A noção de policromia, formulada por Souza (2001, p. 80) a partir do radical “cromo”, em seus termos, “utilizado aqui com o sentido aproximado de cromolitografia, arte de estampar em relevo figuras coloridas”, busca, assim, recobrir “o jogo de imagens, cor, luz e sombra etc. presentes às imagens” (SOUZA, 2001, p. 80), de modo que a análise da materialidade não-verbal não seja reduzida ao verbal.

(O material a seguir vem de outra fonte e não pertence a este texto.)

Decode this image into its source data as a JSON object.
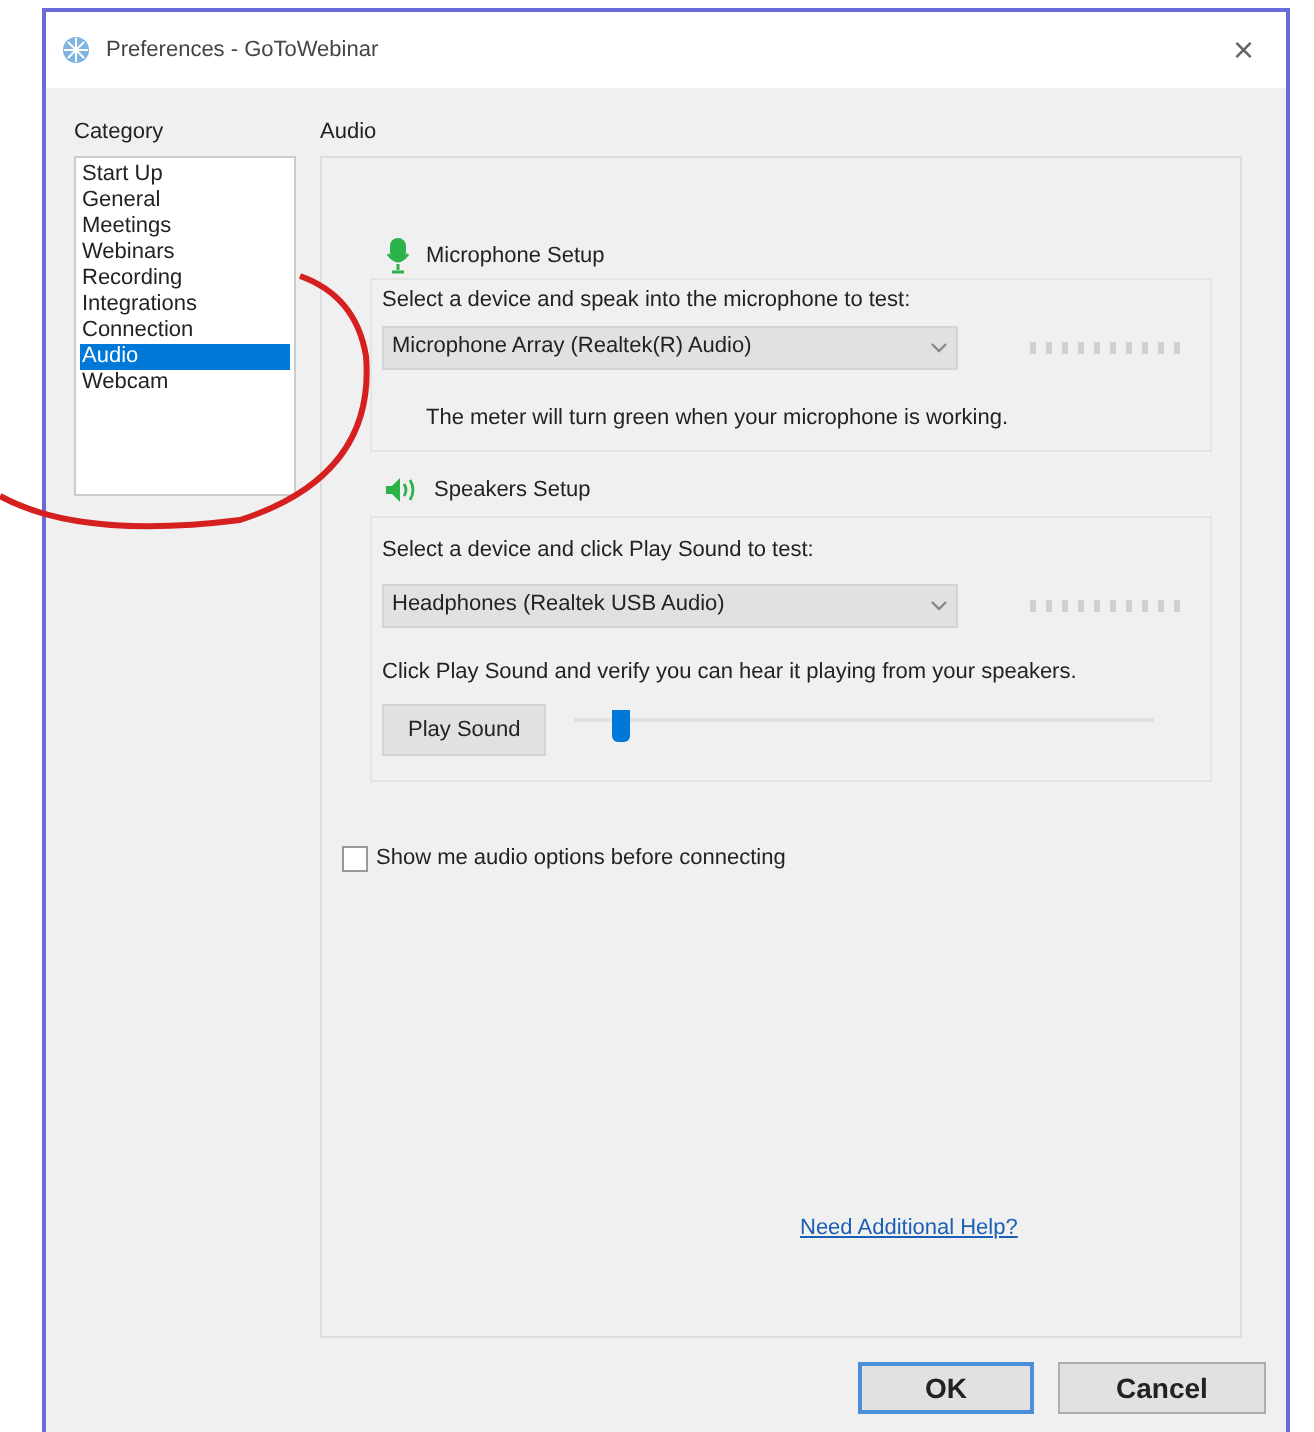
{
  "window": {
    "title": "Preferences - GoToWebinar",
    "close": "×"
  },
  "category": {
    "label": "Category",
    "items": [
      {
        "label": "Start Up",
        "selected": false
      },
      {
        "label": "General",
        "selected": false
      },
      {
        "label": "Meetings",
        "selected": false
      },
      {
        "label": "Webinars",
        "selected": false
      },
      {
        "label": "Recording",
        "selected": false
      },
      {
        "label": "Integrations",
        "selected": false
      },
      {
        "label": "Connection",
        "selected": false
      },
      {
        "label": "Audio",
        "selected": true
      },
      {
        "label": "Webcam",
        "selected": false
      }
    ]
  },
  "panel": {
    "title": "Audio",
    "microphone": {
      "heading": "Microphone Setup",
      "instruction": "Select a device and speak into the microphone to test:",
      "device": "Microphone Array (Realtek(R) Audio)",
      "note": "The meter will turn green when your microphone is working."
    },
    "speakers": {
      "heading": "Speakers Setup",
      "instruction": "Select a device and click Play Sound to test:",
      "device": "Headphones (Realtek USB Audio)",
      "note": "Click Play Sound and verify you can hear it playing from your speakers.",
      "play_button": "Play Sound",
      "volume": {
        "level": 0.08
      }
    },
    "show_options": {
      "label": "Show me audio options before connecting",
      "checked": false
    },
    "help_link": "Need Additional Help?"
  },
  "buttons": [
    {
      "label": "OK",
      "default": true
    },
    {
      "label": "Cancel",
      "default": false
    }
  ]
}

Para a proposição da noção de policromia, Souza (2001) recupera de início o modo como os trabalhos de análise de imagens costumavam ser associados a duas vertentes. A primeira, por sua aproximação ao linguístico, “discutindo-lhe as questões relativas à arbitrariedade, à imitação, à referencialidade” (SOUZA, 2001, p. 66). E a segunda, quando se consideram os seus traços específicos, “como extensão e distância, profundidade, verticalidade, estabilidade, ilimitabilidade, cor, sombra, textura, etc.” (SOUZA, 2001, p. 66). Dessas duas vertentes decorrem alguns dos estudos mencionados pela autora, que se desenvolvem, respectivamente, ancorados nas proposições de Saussure e Peirce. Em ambas as tradições de estudos, Souza (2001, p. 67) critica a “formalização que congela o significado e apaga a historicidade do sentido”.

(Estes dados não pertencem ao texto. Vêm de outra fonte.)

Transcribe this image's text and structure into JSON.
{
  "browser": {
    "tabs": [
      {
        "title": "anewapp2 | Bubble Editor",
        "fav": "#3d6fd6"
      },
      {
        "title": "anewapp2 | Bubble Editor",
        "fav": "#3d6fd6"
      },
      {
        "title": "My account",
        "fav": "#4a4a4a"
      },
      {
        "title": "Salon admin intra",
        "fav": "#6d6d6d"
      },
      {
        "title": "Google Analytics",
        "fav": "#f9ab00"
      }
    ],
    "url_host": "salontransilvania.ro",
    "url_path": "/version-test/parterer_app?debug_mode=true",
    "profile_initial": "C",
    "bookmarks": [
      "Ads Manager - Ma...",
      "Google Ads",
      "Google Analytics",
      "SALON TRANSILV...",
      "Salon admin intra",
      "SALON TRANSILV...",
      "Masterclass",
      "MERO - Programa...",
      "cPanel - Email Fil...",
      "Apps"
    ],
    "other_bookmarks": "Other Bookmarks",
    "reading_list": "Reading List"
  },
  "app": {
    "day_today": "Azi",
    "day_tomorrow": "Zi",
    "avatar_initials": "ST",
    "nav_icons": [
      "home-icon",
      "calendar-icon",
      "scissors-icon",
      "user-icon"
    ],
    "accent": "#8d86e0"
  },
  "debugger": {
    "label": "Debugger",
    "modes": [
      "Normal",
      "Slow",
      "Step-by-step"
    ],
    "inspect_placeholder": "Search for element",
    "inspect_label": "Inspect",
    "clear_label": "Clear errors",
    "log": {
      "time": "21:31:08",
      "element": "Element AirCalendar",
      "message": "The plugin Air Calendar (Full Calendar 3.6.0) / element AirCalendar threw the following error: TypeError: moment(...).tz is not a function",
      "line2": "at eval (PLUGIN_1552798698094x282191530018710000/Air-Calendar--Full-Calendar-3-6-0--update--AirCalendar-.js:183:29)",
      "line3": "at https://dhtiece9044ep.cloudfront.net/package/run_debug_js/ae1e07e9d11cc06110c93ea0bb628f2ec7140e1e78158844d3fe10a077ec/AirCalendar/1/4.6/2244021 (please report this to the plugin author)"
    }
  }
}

Em seu percurso, a autora retoma também as proposições semióticas de Vilches (1991 apud SOUZA, 2001), que propõe uma leitura da imagem a partir de unidades relativas ao seu próprio funcionamento. Ocorre que, conforme aponta Souza (2001, p. 69), tais análises não colocam em discussão “nem os usos que vêm sendo feitos – como na mídia, por exemplo – da imagem, nem as possibilidades de interpretação da imagem social e historicamente determinadas”. A proposição de Souza (2001), conforme se observa, localiza-se em torno de um olhar discursivo para a imagem em seu funcionamento. Em seus termos, o conceito de policromia instaura-se nesse “lugar que permite ao interpretar a imagem projetar outras imagens, cuja materialidade não é da ordem da visibilidade, mas da ordem do simbólico e do ideológico. Da ordem do discurso.” (SOUZA, 2001, p. 72).

Nesse mesmo texto em que apresenta formalmente a noção de policromia, Souza (2001) desenvolve algumas análises que buscam justamente sustentar a sua proposição de que a imagem não deve ser pensada a partir de sua segmentação, mas sim como um discurso, em seu funcionamento próprio. Desse modo, ela se dedica a análise da imagem na relação com a teorização sobre o silêncio (ORLANDI, 1992), a partir da análise do conjunto de três cenas finais do filme Thelma & Louise (1991). Para pensar as particularidades da imagem na TV, retoma algumas das análises do programa Linha Direta, desenvolvidas na dissertação de Mendonça (2001); e se volta a algumas cenas de um documentário sobre o “Batizado do Milho”, ritual dos povos Bakairi, exibido em uma das edições do programa Globo Rural. A autora faz ainda duas paradas para pensar as especificidades da imagem no jornalismo impresso e na publicidade, concluindo que “a policromia assoma como o lugar dos deslizamentos e como o lugar de rede de filiações por imagens” (SOUZA, 2001, p. 93).

Em outros trabalhos, a autora retoma a noção de policromia, mostrando o funcionamento das imagens em relação à constituição de acontecimentos discursivos e à memória, como em: – “Carnaval e memória: das imagens e dos discursos” (SOUZA, 2008); – “O papel da imagem na constituição da memória” (SOUZA, 2012); e – “Imagem, textualidade e materialidade discursiva” (SOUZA, 2013).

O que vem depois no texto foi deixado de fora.